Венчурные инвестиции смещаются к инфраструктуре блокчейна, забывая о DeFi Translation: Venture Investments Shift to Blockchain Infrastructure, Overlooking DeFi

Major investors tend to channel their resources into fundamental blockchain infrastructure rather than into DeFi applications. This preference stems from concerns regarding liquidity and the reliability of the system itself, as outlined by a survey conducted by CfC St. Moritz.

The survey included 242 participants, comprising institutional players, founders and executives from prominent crypto projects, regulators, and family office managers.

A significant 85% of respondents identified the advancement of infrastructure as their primary investment focus, overshadowing not only DeFi but also critical areas such as compliance, cybersecurity, and enhancing the user experience.

While there remains a general optimism about revenue growth and the emergence of innovations, the participants highlighted liquidity shortages as the most pressing risk facing the entire sector.

In light of liquidity concerns, the respondents pinpointed two primary obstacles to institutional capital inflow:

They believe these «bottlenecks» are obstructing the involvement of major players.

Approximately 84% of participants viewed macroeconomic conditions as favorable for the development of the crypto industry.
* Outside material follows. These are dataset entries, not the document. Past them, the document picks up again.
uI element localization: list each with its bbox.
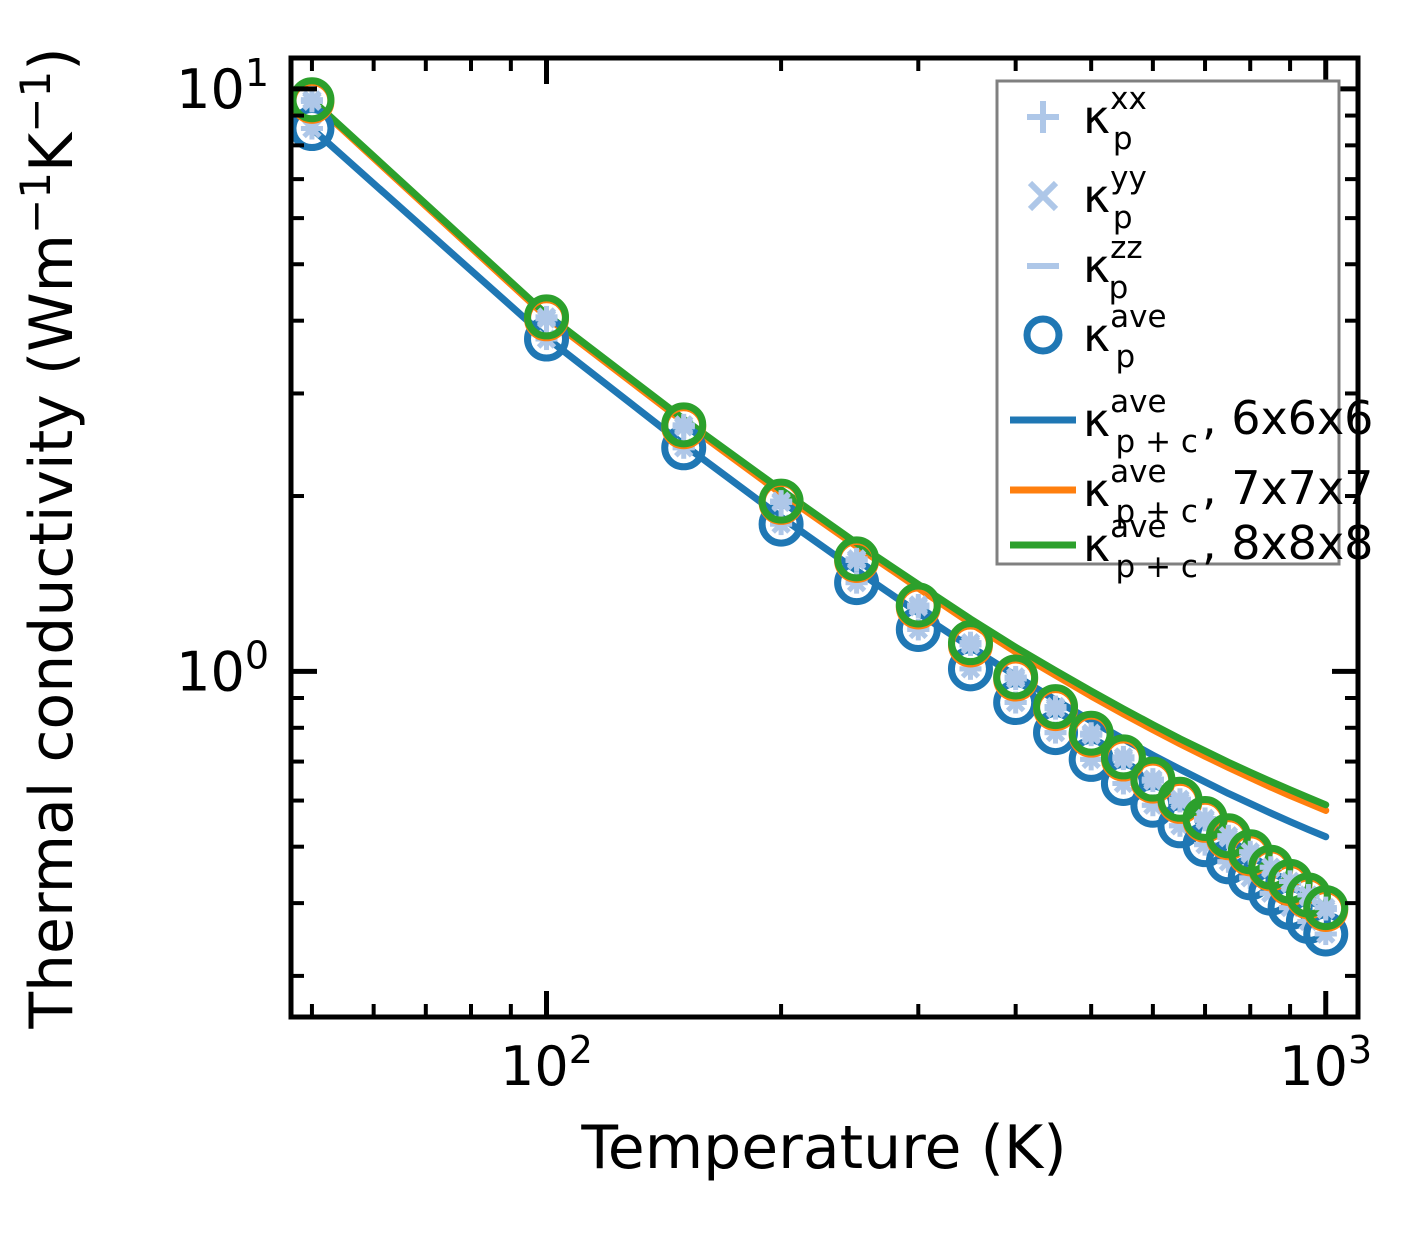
data-point-marker [1303,885,1349,931]
marker-ring [1303,885,1349,931]
data-point-marker [1033,684,1079,730]
marker-ring [1100,734,1146,780]
circle-marker-icon [1023,315,1063,355]
marker-ring [895,582,941,628]
x-axis-title: Temperature (K) [580,1113,1066,1183]
legend-item-kpc-888[interactable]: κave p + c, 8x8x8 [1010,509,1373,585]
legend-item-kp-zz[interactable]: κzz p [1027,230,1143,306]
marker-ring [993,654,1039,700]
marker-ring [661,402,707,448]
cross-icon [1027,180,1059,212]
data-point-marker [758,478,804,524]
marker-ring [1033,684,1079,730]
legend-item-kp-ave[interactable]: κave p [1023,299,1167,375]
y-axis-title: Thermal conductivity (Wm−1K−1) [11,47,87,1029]
data-point-marker [993,654,1039,700]
legend-item-label: κave p + c, 7x7x7 [1083,454,1373,530]
data-point-marker [661,402,707,448]
legend-item-label: κave p + c, 6x6x6 [1083,384,1373,460]
marker-ring [758,478,804,524]
marker-ring [524,294,570,340]
legend-item-kpc-777[interactable]: κave p + c, 7x7x7 [1010,454,1373,530]
marker-ring [834,536,880,582]
legend-item-label: κave p + c, 8x8x8 [1083,509,1373,585]
data-point-marker [1068,710,1114,756]
marker-layer [289,77,1349,957]
data-point-marker [947,620,993,666]
data-point-marker [1100,734,1146,780]
series-line [308,96,1330,809]
legend-item-label: κzz p [1083,230,1143,306]
legend-item-kp-xx[interactable]: κxx p [1027,81,1147,157]
legend-item-kp-yy[interactable]: κyy p [1027,160,1147,236]
legend-item-kpc-666[interactable]: κave p + c, 6x6x6 [1010,384,1373,460]
legend-item-label: κxx p [1083,81,1147,157]
x-tick-label-100: 102 [500,1028,593,1098]
legend-item-label: κave p [1083,299,1167,375]
legend-item-label: κyy p [1083,160,1147,236]
tick-labels-layer: 102 103 100 101 [176,51,1372,1098]
x-tick-label-1000: 103 [1279,1028,1372,1098]
data-point-marker [524,294,570,340]
data-point-marker [895,582,941,628]
y-tick-label-10: 101 [176,51,269,121]
data-point-marker [834,536,880,582]
marker-ring [947,620,993,666]
y-tick-label-1: 100 [176,633,269,703]
marker-ring [1068,710,1114,756]
y-axis-title: Thermal conductivity (Wm−1K−1) [11,47,87,1029]
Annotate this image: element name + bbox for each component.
However, they emphasized that the current market infrastructure is not yet equipped to scale adequately for significant capital volumes.

The survey also revealed a shift in sentiment. A majority anticipates an acceleration in technological advancement by 2026, but significantly fewer respondents predicted explosive growth compared to the previous year.

According to CfC St. Moritz, this suggests a maturation of the industry, with the focus shifting from speculative expectations towards a methodical and pragmatic implementation of existing technologies.

This trend aligns perfectly with the observed transformations in the sector. Rather than chasing consumer applications, investments and developments are concentrating on foundational layers: creating reliable custodial solutions, efficient clearing systems, resilient infrastructure for stablecoins, and legal frameworks for widespread asset tokenization.

The survey also indicated an improved perception of the U.S. regulatory landscape. The country ranked second in terms of the most favorable jurisdictions for digital assets, trailing only behind the UAE.

Experts believe this progress is directly linked to the passage of the stablecoin legislation (Genius Act) and the establishment of clearer regulations for banks and regulated financial institutions dealing with digital assets (Clarity Act).

Concurrently, there has been a notable decline in optimism regarding the IPOs of crypto firms. The previous year was marked by a series of public offerings, with companies such as Circle, BitGo, Bullish, and Gemini making their market debuts.

While most participants still anticipate new listings, fewer express confidence in a continued surge. They cited reasons for their caution as a global reassessment of asset values and persistent structural liquidity constraints in the market.

It’s worth noting that, according to a JPMorgan report, the world’s largest family offices have shifted their focus towards artificial intelligence, leaving cryptocurrencies overlooked.